HiCognition provides a number of concrete preprocessing tasks that are related to the abstract tasks defined in the concepts section. These can be structured as tasks that aggregate genomic features for a given region set or tasks that aggregate collections of features. The preprocessing tasks are related to the types of widgets available for exploration, although some tasks produce data for multiple widgets.

Tasks for single genomic features

These tasks aggregate a single genomic feature on a genomic region set and thus make this feature available for exploration.

           is aggregated
feature -------------------> region-set

Aggregate a 1D-feature at a genomic region set

This task produces data for the 1D-average widget and the Stacked lineprofile widget and amounts to extracting the signal of a biwig file at a genomic region set (see the widgets section for a detailed description of the algorithm).

Aggregate a 2D-feature at a genomic region set

This task produces data for the 2D-average widget and the 2D-feature embedding widget and amounts to extracting the signal of a multiresolution cooler file at a genomic region set (see the widgets section for a detailed description of the algorithm).

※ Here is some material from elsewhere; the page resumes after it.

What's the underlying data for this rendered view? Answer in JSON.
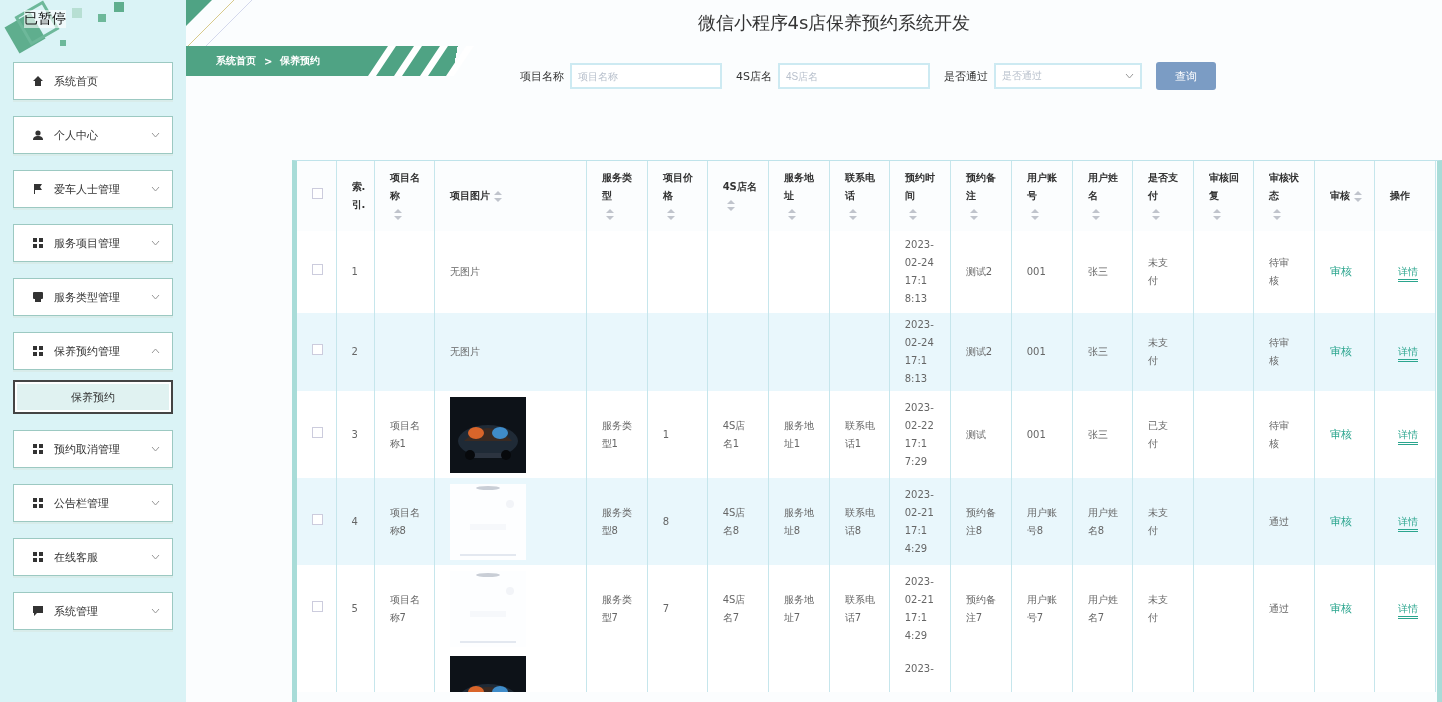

Tasks for collections of genomic features

These tasks aggregate a collection of genomic features on a genomic region set and make this collection available for exploration.

feature1 ---
            |
feature2 ---|                       is aggregated
            |------>  Collection -------------------> region-set
    .       |
            |   
featureN ---

Aggregate a 1D-feature collection at a genomic region set

This task produces data for the 1D-feature embedding widget and amounts to embedding the genomic region set using the 1D-features into a 2D-space (see the widgets section for a detailed description of the algorithm).

Aggregate a Region collection at a genomic region set

This task produces data for the Association widget and amounts to running LOLA on the region set of interest with the region collection (see the widgets section for a detailed description of the algorithm).

Duration of tasks

A visual exploration tool is only useful if the tasks it fulfills can be completed in a reasonable time. Therefore, we have worked hard on minimizing the required time for each preprocessing step. If you use the default configurations and a machine that complies with our hardware requirements, none of the jobs should take longer than ~ 3 minutes. The following table gives a rough estimate of how long different preprocessing steps are expected to run for common input sizes.

Region size Preprocessing task Duration [min]
1000 Aggregate a 1D-feature at a genomic region set 0.1
1000 Aggregate a 2D-feature at a genomic region set 0.6 *
1000 Aggregate a 1D-feature collection at a genomic region set 0.5
1000 Aggregate a Region collection at a genomic region set 0.5
50000 Aggregate a 1D-feature at a genomic region se 0.5
50000 Aggregate a 2D-feature at a genomic region set 3 *
50000 Aggregate a 1D-feature collection at a genomic region set 2.5
50000 Aggregate a Region collection at a genomic region set 2.5

* For the Aggregate a 2D-feature at a genomic region set task, the first time you preprocess that particular region, you should expect that it runs ~2x as long as we calculate the Observed/expected values the first time and then cache them for future runs.

If you change the configuration for windowsizes and binsizes, the jobs may take much longer and require more memory.

That being said, on-demand preprocessing is just one of the potential user flows. We think many preprocessing steps can be submitted in bulk as a large part of exploration tasks involve common “dataset ingredients”.